Interpretability and Explainability in Machine Learning
Description
As machine learning models are increasingly being employed to aid decision makers in high-stakes settings such as healthcare and criminal justice, it is important to ensure that the decision makers correctly understand and consequent trust the functionality of these models. This graduate level course aims to familiarize students with the recent advances in the emerging field of explainable ML. In this course, we will review seminal position papers of the field, understand the notion of model interpretability from the perspective of various kinds of end users (e.g., doctors, ML researchers/engineers), discuss in detail different classes of interpretable models and model explanations (e.g., case/prototype based approaches, sparse linear models, rule-based techniques, saliency maps, generalized additive models, and counterfactual explanations), and explore the connections between model interpretability and fairness, robustness, causality and debugging.

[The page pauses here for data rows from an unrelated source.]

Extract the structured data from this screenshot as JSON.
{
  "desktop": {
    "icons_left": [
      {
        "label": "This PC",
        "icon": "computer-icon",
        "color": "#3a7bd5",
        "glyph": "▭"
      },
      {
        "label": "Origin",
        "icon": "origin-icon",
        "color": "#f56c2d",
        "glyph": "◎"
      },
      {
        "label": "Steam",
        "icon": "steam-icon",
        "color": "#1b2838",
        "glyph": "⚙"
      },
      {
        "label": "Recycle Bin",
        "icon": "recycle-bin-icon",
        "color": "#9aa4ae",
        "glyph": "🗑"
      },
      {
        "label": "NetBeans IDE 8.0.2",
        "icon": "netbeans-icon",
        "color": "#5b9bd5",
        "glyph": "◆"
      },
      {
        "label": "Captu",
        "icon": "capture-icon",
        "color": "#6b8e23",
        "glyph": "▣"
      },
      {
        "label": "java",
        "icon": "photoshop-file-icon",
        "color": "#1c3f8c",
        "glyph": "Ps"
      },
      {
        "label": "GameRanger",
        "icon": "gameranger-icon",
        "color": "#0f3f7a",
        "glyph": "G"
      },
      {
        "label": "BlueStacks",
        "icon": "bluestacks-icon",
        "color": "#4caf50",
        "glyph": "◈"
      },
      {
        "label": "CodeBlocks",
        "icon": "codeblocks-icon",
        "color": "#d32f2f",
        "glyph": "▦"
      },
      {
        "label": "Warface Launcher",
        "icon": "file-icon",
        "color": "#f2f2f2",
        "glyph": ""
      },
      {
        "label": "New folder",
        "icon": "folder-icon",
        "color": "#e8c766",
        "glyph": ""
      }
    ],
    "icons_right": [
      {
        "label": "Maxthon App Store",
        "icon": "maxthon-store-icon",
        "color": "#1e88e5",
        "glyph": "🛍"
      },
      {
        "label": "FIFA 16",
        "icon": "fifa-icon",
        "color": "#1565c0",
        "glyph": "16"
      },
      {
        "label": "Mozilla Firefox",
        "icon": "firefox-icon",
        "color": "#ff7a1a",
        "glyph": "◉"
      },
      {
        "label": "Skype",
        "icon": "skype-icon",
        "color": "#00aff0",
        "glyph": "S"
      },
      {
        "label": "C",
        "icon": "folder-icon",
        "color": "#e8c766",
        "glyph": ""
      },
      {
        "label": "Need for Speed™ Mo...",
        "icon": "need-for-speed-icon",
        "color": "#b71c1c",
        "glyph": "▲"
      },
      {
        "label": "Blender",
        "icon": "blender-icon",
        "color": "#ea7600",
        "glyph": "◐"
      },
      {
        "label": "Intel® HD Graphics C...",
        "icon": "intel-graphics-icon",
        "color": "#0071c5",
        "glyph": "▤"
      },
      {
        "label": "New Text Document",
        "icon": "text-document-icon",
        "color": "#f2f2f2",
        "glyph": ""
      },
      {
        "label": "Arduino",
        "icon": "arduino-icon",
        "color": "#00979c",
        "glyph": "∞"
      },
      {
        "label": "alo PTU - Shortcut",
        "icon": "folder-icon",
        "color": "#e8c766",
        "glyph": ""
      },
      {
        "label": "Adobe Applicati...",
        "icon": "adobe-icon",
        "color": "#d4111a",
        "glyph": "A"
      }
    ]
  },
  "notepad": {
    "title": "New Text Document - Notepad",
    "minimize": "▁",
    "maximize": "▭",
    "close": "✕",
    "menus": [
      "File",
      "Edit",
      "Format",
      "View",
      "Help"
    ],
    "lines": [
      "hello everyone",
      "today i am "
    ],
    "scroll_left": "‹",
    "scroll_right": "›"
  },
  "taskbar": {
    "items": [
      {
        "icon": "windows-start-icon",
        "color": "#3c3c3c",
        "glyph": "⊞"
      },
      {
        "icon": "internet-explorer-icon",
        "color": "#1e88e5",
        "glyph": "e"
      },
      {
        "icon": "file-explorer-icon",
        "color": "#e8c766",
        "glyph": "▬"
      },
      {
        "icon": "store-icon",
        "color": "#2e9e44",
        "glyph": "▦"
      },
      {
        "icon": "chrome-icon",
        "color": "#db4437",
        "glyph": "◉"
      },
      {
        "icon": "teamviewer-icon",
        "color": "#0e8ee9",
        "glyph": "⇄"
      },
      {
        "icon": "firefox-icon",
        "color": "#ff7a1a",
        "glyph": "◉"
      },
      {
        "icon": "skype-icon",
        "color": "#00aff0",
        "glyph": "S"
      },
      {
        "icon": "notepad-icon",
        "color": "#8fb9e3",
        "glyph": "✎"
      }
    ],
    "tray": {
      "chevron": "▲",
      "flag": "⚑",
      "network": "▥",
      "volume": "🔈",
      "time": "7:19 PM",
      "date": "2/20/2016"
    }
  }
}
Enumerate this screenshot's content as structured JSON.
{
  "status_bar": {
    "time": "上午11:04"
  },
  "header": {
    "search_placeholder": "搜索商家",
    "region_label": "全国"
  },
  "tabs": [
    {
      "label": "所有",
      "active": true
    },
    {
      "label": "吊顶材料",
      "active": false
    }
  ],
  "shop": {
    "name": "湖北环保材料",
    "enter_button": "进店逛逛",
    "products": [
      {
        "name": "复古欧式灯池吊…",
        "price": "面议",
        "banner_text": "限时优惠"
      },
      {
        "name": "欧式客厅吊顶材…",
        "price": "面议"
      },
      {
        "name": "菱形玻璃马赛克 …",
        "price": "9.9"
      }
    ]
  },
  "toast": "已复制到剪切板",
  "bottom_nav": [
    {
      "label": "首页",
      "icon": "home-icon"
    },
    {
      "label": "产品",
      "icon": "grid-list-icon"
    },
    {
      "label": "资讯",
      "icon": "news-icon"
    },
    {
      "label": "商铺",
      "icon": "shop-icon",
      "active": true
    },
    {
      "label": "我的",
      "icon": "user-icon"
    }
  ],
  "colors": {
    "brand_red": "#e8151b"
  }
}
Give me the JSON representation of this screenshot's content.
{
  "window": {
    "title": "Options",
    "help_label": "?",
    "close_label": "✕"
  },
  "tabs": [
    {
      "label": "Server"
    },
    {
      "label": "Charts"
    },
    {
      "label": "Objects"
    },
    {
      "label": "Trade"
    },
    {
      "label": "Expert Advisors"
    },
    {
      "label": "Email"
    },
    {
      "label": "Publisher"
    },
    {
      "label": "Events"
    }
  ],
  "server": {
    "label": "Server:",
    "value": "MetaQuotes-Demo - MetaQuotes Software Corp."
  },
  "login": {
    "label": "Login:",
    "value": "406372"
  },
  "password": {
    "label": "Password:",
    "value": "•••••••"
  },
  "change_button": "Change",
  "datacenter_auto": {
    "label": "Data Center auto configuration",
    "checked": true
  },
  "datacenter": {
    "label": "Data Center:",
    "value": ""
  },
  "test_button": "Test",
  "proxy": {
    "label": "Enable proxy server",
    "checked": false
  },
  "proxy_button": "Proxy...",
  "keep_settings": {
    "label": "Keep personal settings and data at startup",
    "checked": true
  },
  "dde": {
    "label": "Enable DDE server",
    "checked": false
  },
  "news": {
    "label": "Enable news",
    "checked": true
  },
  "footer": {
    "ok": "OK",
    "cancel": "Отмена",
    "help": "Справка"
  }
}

The course will also emphasize on various applications which can immensely benefit from model interpretability including medical and judicial decision making.
The course will comprise of a mix of lectures by instructor, paper presentations by students, and guest lectures by researchers who have authored seminal papers on this topic. This course has a significant research component in the form of a course project that students will be expected to work on through out the semester. All in all, this course is geared towards those students who are interested in diving deep and conducting research in the field of interpretable and explainable ML.